A month after takeoff, the planet hunter successfully completed a lunar flyby, which helped shove the spacecraft toward its final working orbit.
Along the way, one of the four TESS cameras snapped a two-second test exposure, centered on the southern constellation Centaurus. The result: this stunning image of more than 200,000 sparkling stars (below).
The upper right corner reveals the edge of the Coalsack Nebula; the bright star Beta Centauri is visible at the lower left border.
If you think that’s impressive, just wait for the science-quality “first light” photo—expected to cover 400 times more sky using all four wide-field cameras—set for release in June.
Launched from Cape Canaveral Air Force Station in Florida on April 18, TESS is the next step in NASA’s search for planets outside our solar system.
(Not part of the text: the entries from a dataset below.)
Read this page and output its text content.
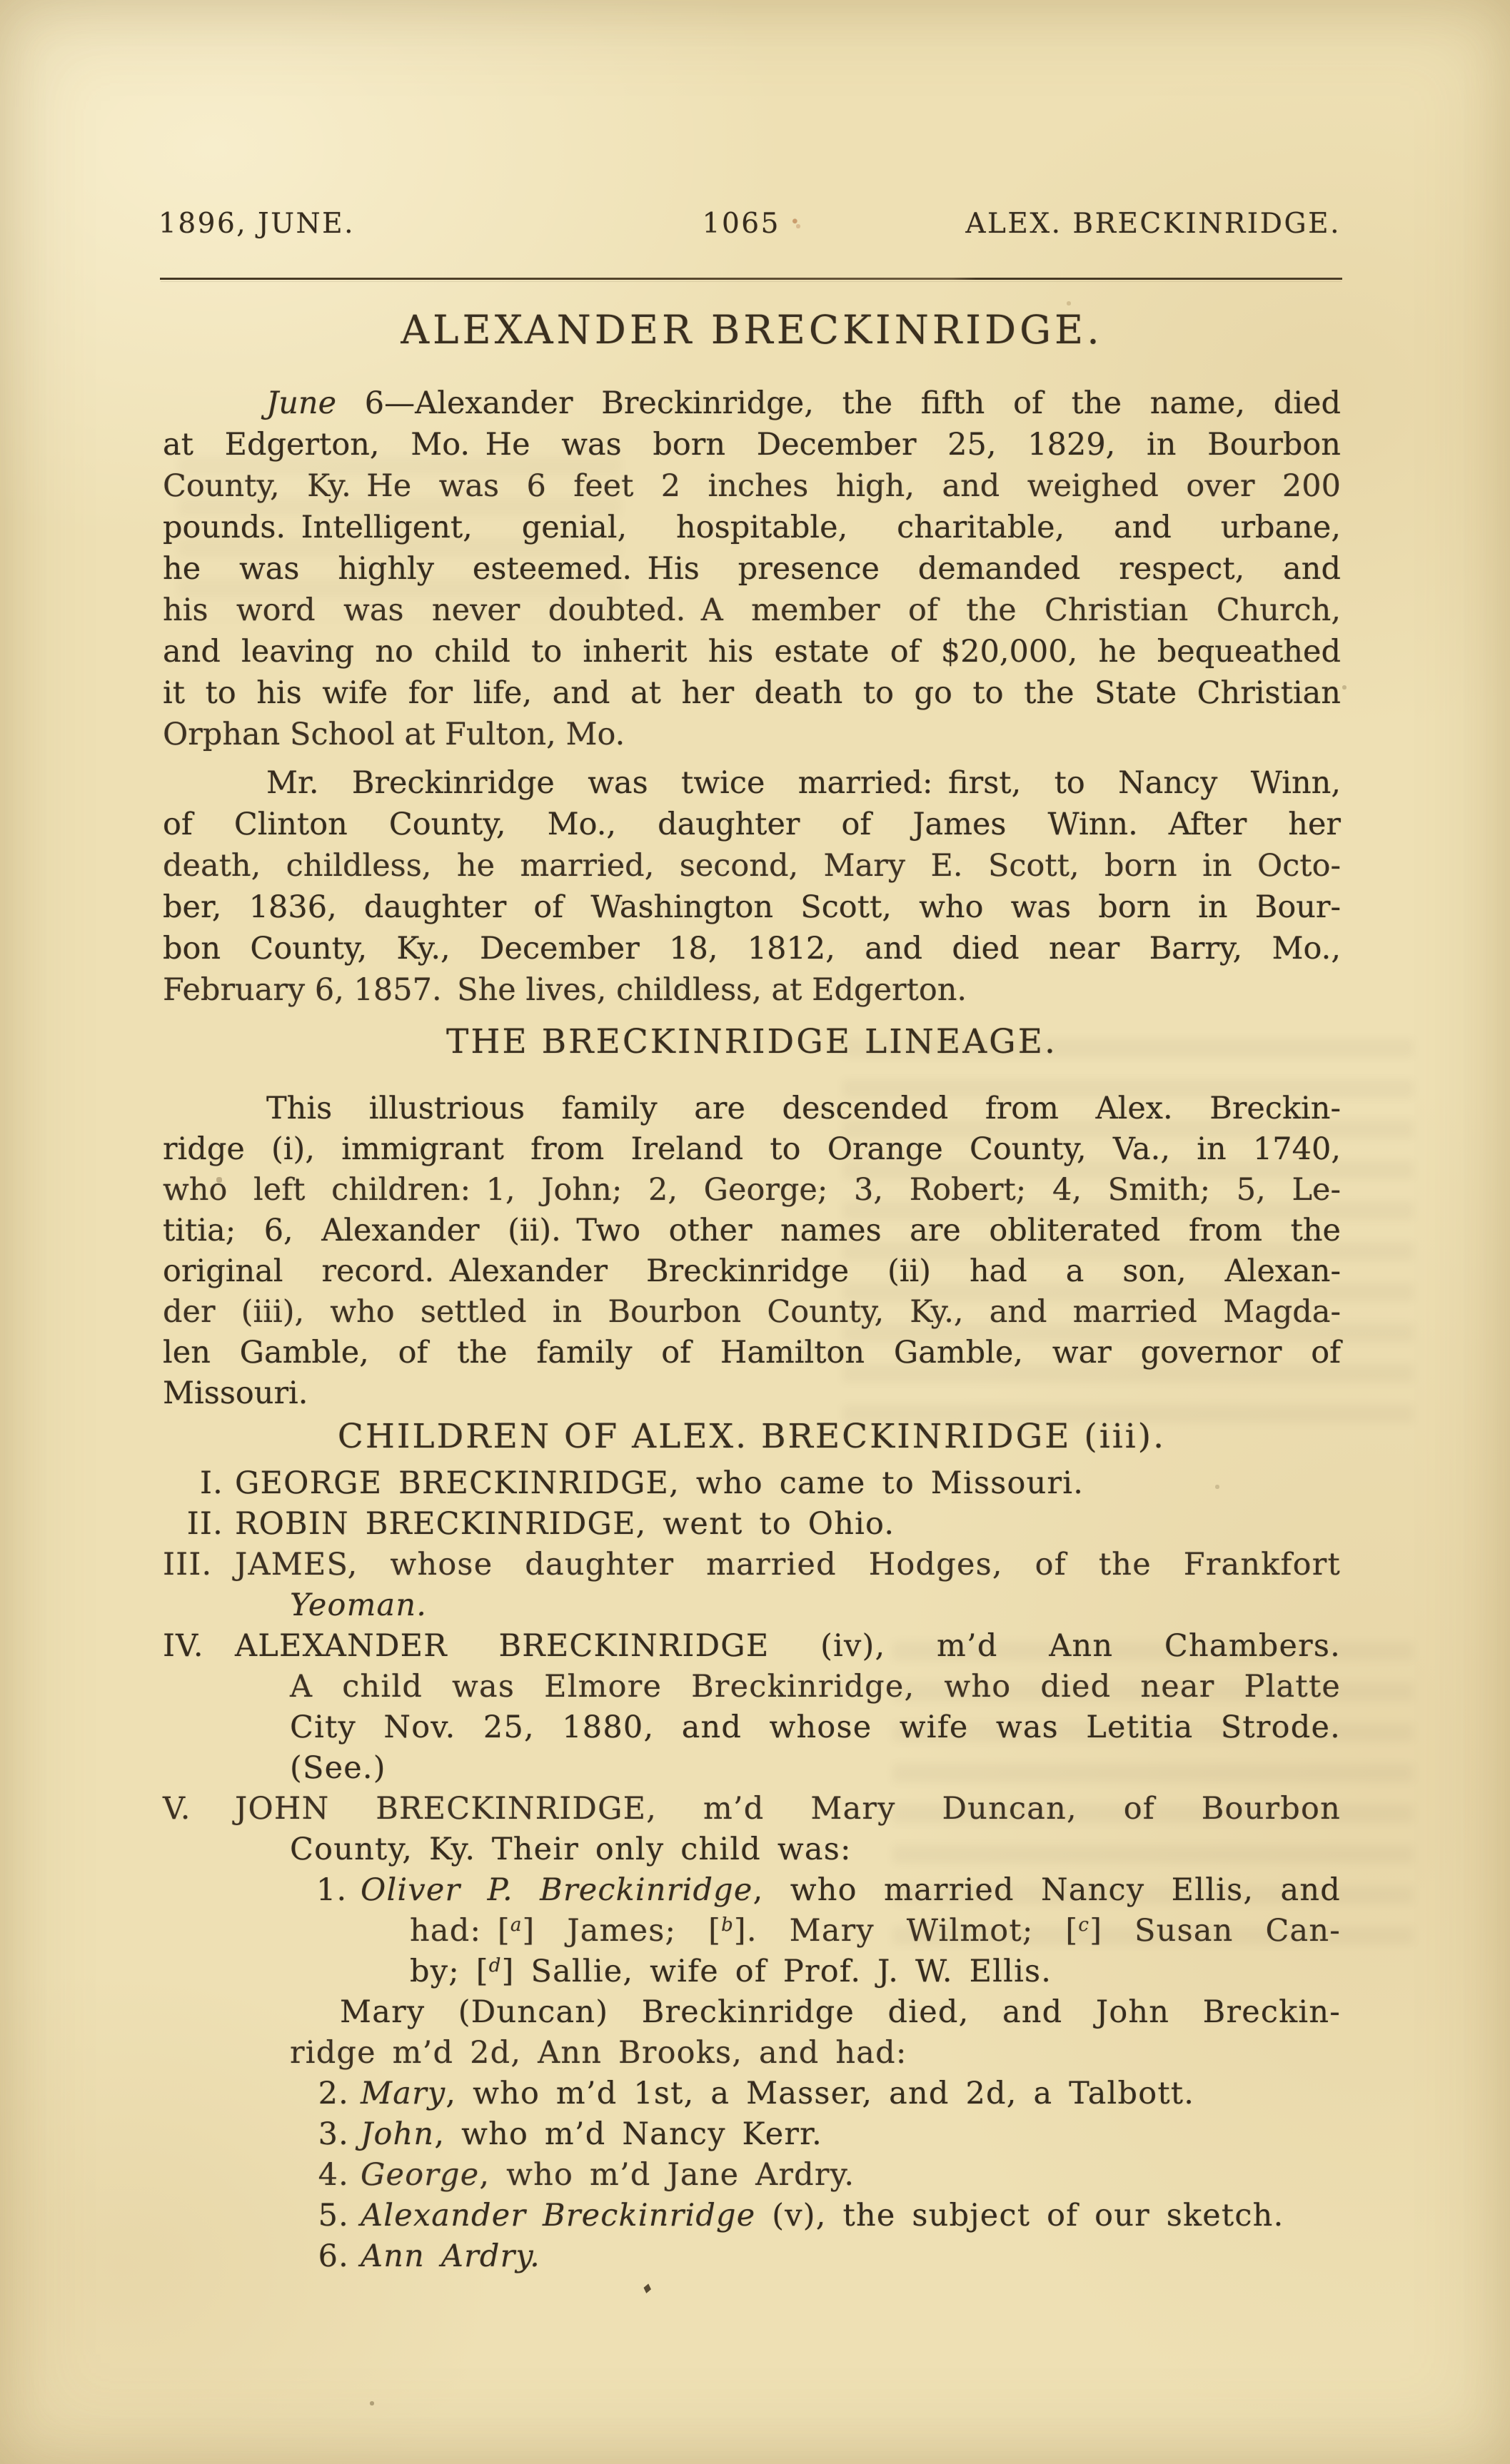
1896, JUNE.	1065 •	ALEX. BRECKINRIDGE.
ALEXANDER BRECKINRIDGE.
June 6—Alexander Breckinridge, the fifth of the name, died
at Edgerton, Mo. He was born December 25, 1829, in Bourbon
County, Ky. He was 6 feet 2 inches high, and weighed over 200
pounds. Intelligent, genial, hospitable, charitable, and urbane,
he was highly esteemed. His presence demanded respect, and
his word was never doubted. A member of the Christian Church,
and leaving no child to inherit his estate of $20,000, he bequeathed
it to his wife for life, and at her death to go to the State Christian
Orphan School at Fulton, Mo.
Mr. Breckinridge was twice married: first, to Nancy Winn,
of Clinton County, Mo., daughter of James Winn.  After her
death, childless, he married, second, Mary E. Scott, born in Octo-
ber, 1836, daughter of Washington Scott, who was born in Bour-
bon County, Ky., December 18, 1812, and died near Barry, Mo.,
February 6, 1857. She lives, childless, at Edgerton.
THE BRECKINRIDGE LINEAGE.
This illustrious family are descended from Alex. Breckin-
ridge (i), immigrant from Ireland to Orange County, Va., in 1740,
who left children: 1, John; 2, George; 3, Robert; 4, Smith; 5, Le-
titia; 6, Alexander (ii). Two other names are obliterated from the
original record. Alexander Breckinridge (ii) had a son, Alexan-
der (iii), who settled in Bourbon County, Ky., and married Magda-
len Gamble, of the family of Hamilton Gamble, war governor of
Missouri.
CHILDREN OF ALEX. BRECKINRIDGE (iii).
I. GEORGE BRECKINRIDGE, who came to Missouri.
II. ROBIN BRECKINRIDGE, went to Ohio.
III. JAMES, whose daughter married Hodges, of the Frankfort
Yeoman.
IV. ALEXANDER BRECKINRIDGE (iv), m’d Ann Chambers.
A child was Elmore Breckinridge, who died near Platte
City Nov. 25, 1880, and whose wife was Letitia Strode.
(See.)
V. JOHN BRECKINRIDGE, m’d Mary Duncan, of Bourbon
County, Ky. Their only child was:
1. Oliver P. Breckinridge, who married Nancy Ellis, and
had: [$^a$] James; [$^b$]. Mary Wilmot; [$^c$] Susan Can-
by; [$^d$] Sallie, wife of Prof. J. W. Ellis.
Mary (Duncan) Breckinridge died, and John Breckin-
ridge m’d 2d, Ann Brooks, and had:
2. Mary, who m’d 1st, a Masser, and 2d, a Talbott.
3. John, who m’d Nancy Kerr.
4. George, who m’d Jane Ardry.
5. Alexander Breckinridge (v), the subject of our sketch.
6. Ann Ardry.
♦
Its initial two-year mission will observe nearly the entire sky, looking for transit—a phenomenon that occurs when a planet passes in front of its star, causing a dip in the star’s brightness.
The Kepler space observatory used the same method to detect more than 2,600 confirmed exoplanets, most orbiting faint stars 300 to 3,000 light years away.
“We learned from Kepler that there are more planets than stars in our sky, NASA Astrophysics Division director Paul Hertz said in March. “Now TESS will open our eyes to the variety of planets around some of the closest stars.”
Some 30 to 100 times brighter than any of Kepler’s targets, these stars’ luster allows researchers to study the absorption and emission of light in an effort to determine a planet’s mass, density, and atmospheric composition.
What they’re really looking for, though, are signs of water or other molecules that might hint at a planet’s capacity to harbor life.
“We expect TESS will discover a number of planets whose atmospheric compositions, which hold potential clues to the presence of life, could be precisely measured by future observers,” George Ricker, principal investigator at the MIT Kavli Institute for Astrophysics and Space Research, said recently.
In preparation for TESS’s mission, the sky has been divided into 26 sectors—13 in the south and 13 in the north—for individual scrutiny.
Intended to “cast a wider net than ever before,” the spacecraft serves as a sort of precursor to the upcoming James Webb Space Telescope, heading into orbit in 2020.